Our Mission

The mission of the Almond project is to research open virtual assistant technology through a collaborative effort between academia and industry, in concert with the creation of a distributed virtual assistant infrastructure to safeguard privacy.

Virtual assistants are revolutionizing the digital interface by giving us a uniform, personalized, linguistic user interface (LUI) to our diverse digital data, IoT, and web assets. In the future, they can perform custom, complex digital tasks, interface with humans, provide emotional support, and advise on personal fitness, finance, education, career, and so on.

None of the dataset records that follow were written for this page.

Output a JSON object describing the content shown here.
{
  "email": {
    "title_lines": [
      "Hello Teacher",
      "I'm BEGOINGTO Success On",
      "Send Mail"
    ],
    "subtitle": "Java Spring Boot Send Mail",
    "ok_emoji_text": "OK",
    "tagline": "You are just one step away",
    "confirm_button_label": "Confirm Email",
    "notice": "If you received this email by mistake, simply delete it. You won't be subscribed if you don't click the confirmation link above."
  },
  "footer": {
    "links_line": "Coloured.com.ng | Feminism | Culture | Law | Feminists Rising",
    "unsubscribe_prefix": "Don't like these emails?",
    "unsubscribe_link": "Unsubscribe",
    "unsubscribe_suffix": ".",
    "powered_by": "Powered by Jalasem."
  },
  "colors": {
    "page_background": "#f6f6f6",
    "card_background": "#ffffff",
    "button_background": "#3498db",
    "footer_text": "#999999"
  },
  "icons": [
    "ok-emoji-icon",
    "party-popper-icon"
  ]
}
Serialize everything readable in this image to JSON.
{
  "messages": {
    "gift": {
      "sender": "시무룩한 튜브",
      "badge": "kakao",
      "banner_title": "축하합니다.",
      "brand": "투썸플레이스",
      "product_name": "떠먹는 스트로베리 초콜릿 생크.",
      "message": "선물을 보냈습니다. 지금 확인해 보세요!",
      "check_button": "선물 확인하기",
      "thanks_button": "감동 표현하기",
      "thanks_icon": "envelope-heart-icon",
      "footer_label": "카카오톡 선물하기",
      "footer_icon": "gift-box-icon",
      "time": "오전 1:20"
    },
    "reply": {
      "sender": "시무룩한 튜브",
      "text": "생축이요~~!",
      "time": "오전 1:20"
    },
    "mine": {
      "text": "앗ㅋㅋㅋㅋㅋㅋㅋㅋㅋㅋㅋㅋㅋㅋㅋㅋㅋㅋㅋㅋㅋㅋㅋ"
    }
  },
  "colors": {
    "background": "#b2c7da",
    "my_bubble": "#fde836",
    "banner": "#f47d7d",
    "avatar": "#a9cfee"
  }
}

The research of understanding how the digital world operates and how to interface with it is a tremendous undertaking. Besides the technical challenges, it also requires crowdsourcing huge knowledge bases such as the catalog of all the digital interfaces, natural language utterances, and behavioral data. This lab serves as a neutral party to bring together companies with academia, to create open, non-proprietary, production-quality resources to facilitate basic research and technology transfer.

Virtual assistants can reverse today’s Big Brother trend where companies owning massive volumes of private data can exert overwhelming influences on a large population. Virtual assistants can be programmed in natural language, reducing their reliance on third-party developers. What we need is to establish a commercially viable infrastructure of distributed virtual assistants early to give consumers a healthy choice of vendors, including the option to keep data on their devices.

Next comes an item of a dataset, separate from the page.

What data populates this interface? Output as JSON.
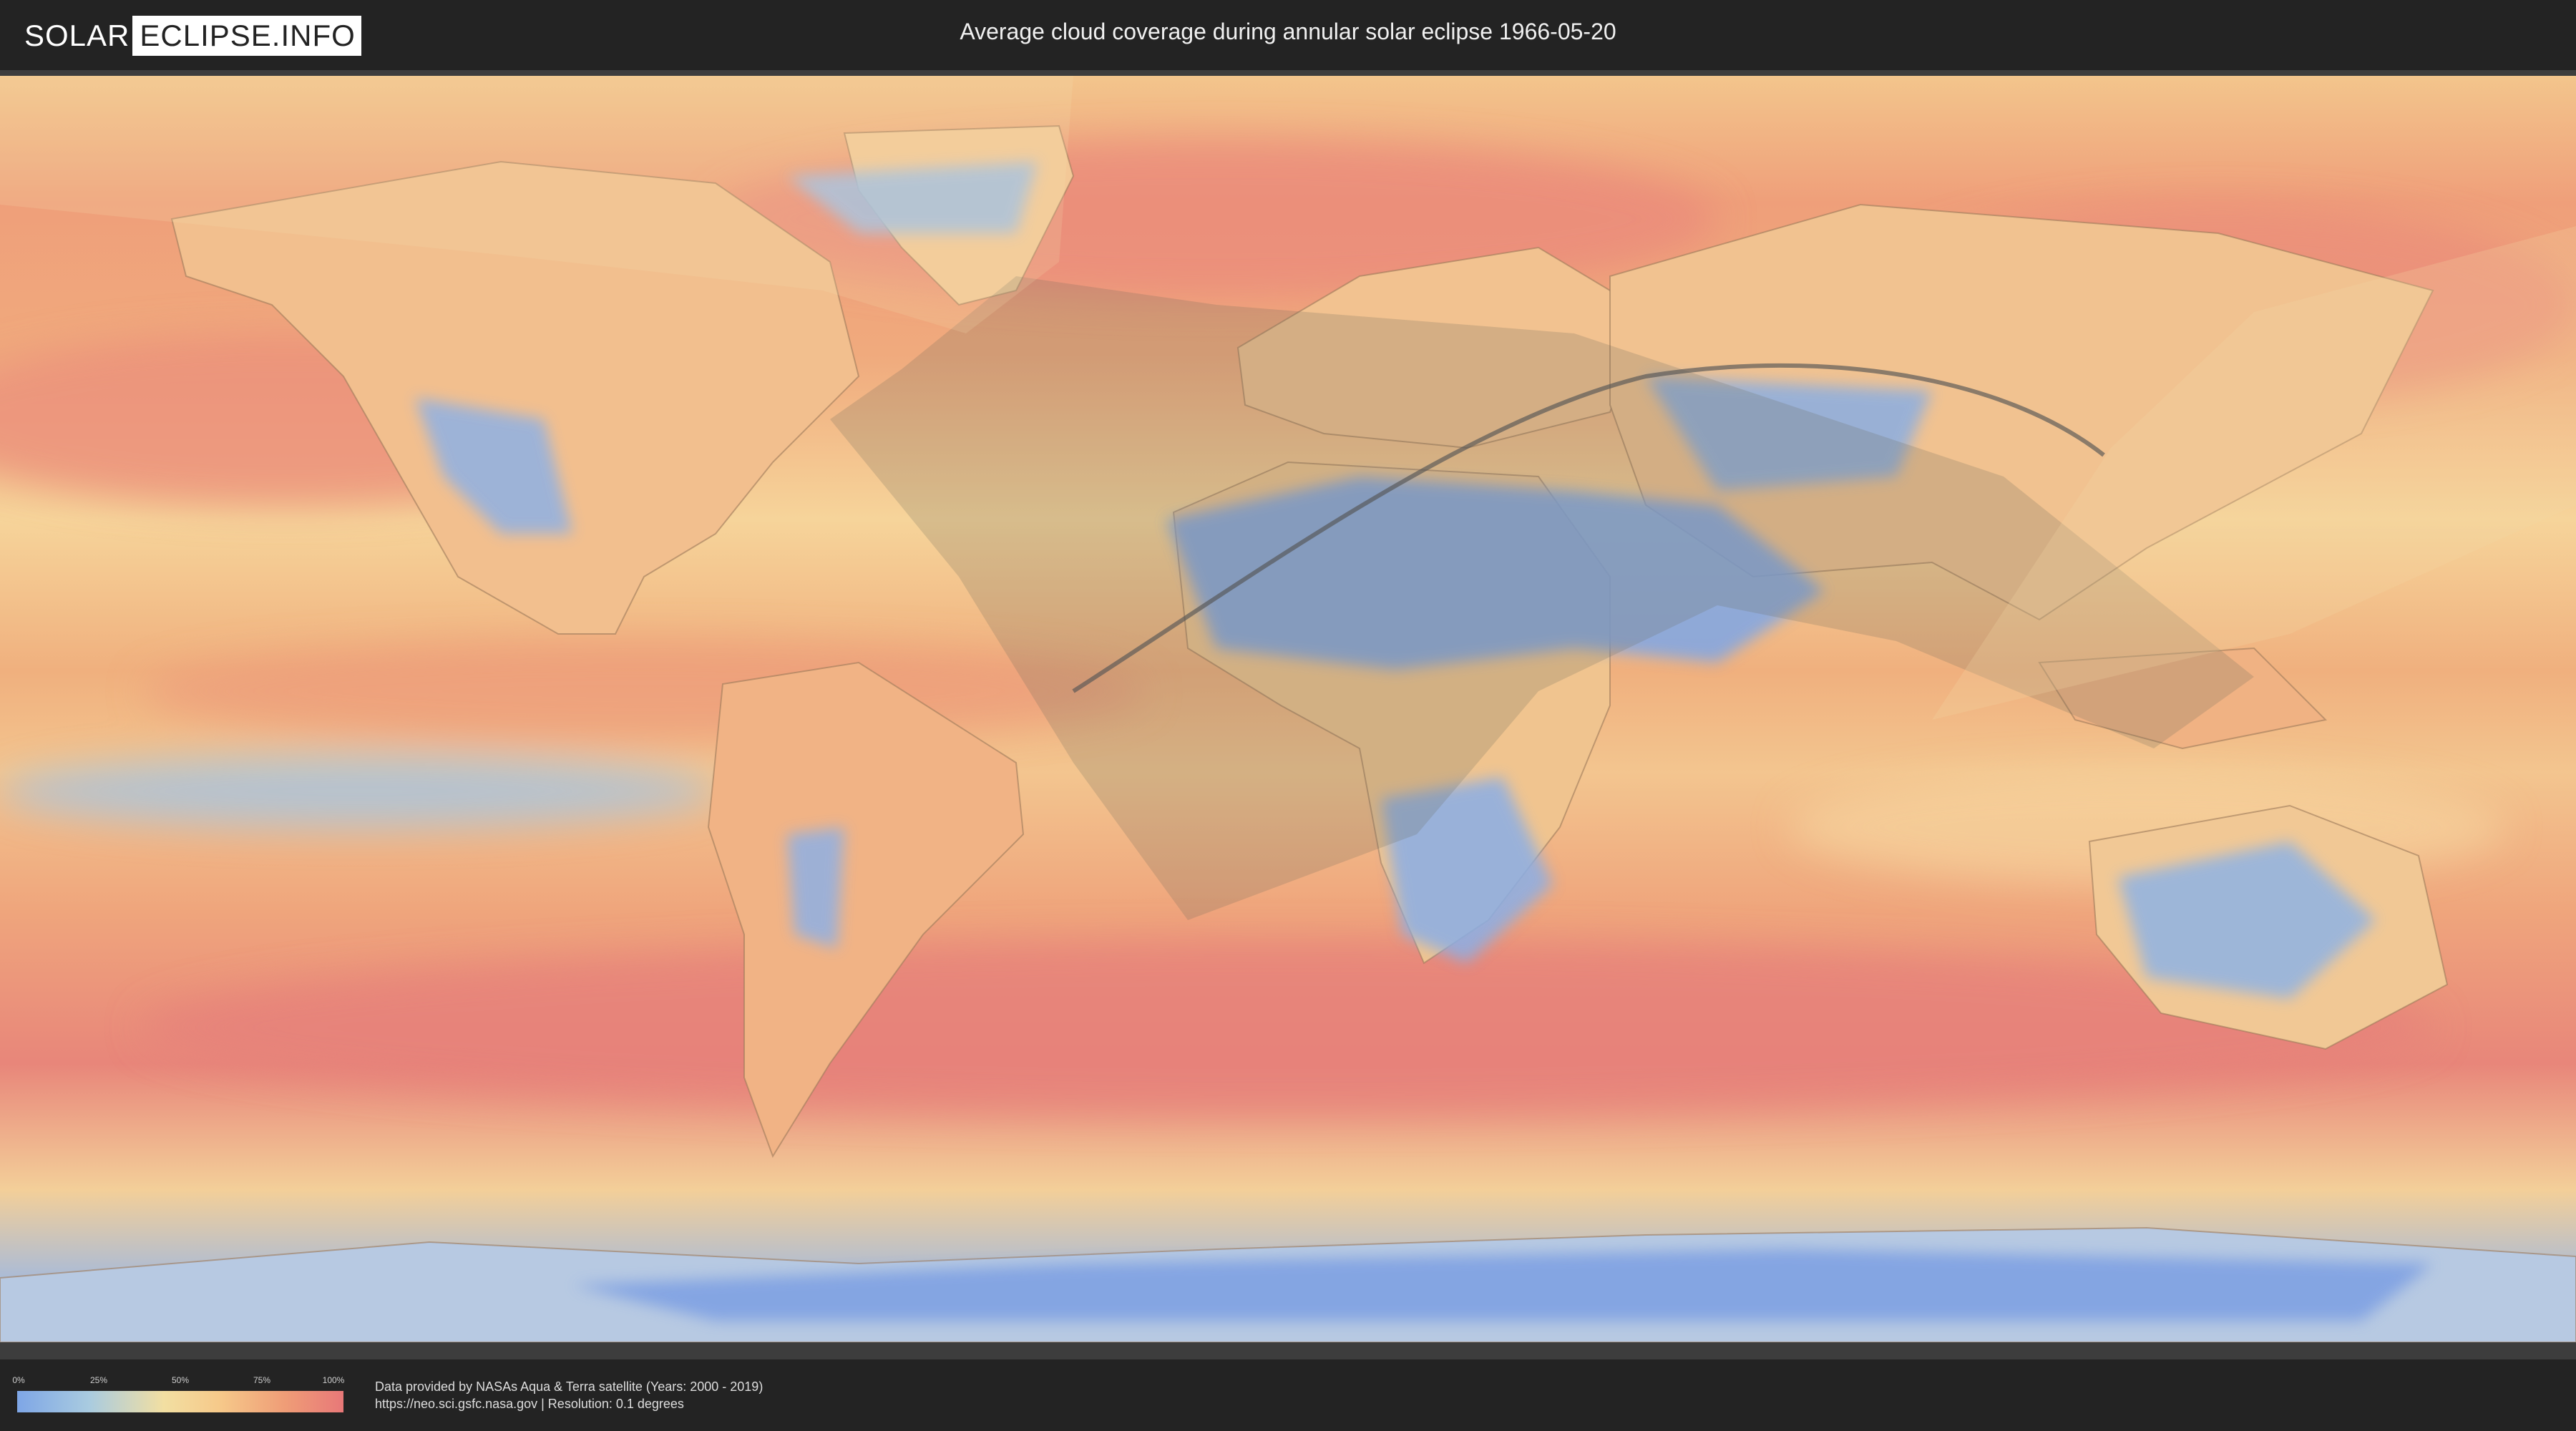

Compound, Event-Driven Commands

When the Bitcoin price reaches $20,000 , search for a “Bitcoin” picture , and tweet it with caption “I am rich!”

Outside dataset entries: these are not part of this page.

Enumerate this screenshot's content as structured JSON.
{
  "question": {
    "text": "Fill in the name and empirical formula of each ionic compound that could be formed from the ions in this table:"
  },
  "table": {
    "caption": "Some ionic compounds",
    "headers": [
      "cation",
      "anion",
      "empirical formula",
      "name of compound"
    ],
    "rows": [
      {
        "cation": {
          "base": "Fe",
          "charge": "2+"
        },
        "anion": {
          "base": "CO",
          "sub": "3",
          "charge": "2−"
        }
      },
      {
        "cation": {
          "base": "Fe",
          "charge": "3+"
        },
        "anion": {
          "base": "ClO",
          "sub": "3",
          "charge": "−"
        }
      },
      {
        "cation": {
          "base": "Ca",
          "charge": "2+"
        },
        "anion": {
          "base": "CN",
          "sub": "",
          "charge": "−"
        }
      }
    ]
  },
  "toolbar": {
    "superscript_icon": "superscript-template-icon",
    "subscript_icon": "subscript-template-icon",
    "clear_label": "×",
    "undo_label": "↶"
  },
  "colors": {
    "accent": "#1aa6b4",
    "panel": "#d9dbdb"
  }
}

monitor @bitcoin.get_price() on price ≥ $20000 @bing.image_search ( bitcoin" ) ⇒ @twitter.post ( @bing.picture , I am rich!" )

Virtual assistants become much more powerful and useful if users can compose primitive functions together to create compound commands that run automatically. For example, "Put all the most frequently played songs each week into a new playlist", combines the retrieval of songs played with the creation of a playlist. Similarly, "Send me email whenever my car is not plugged in at home" combines querying the state of a car and sending email. To handle the large number of possible combinations, we have created a virtual assistant programming language, called ThingTalk, that can combine skills from Thingpedia, an open-world repository.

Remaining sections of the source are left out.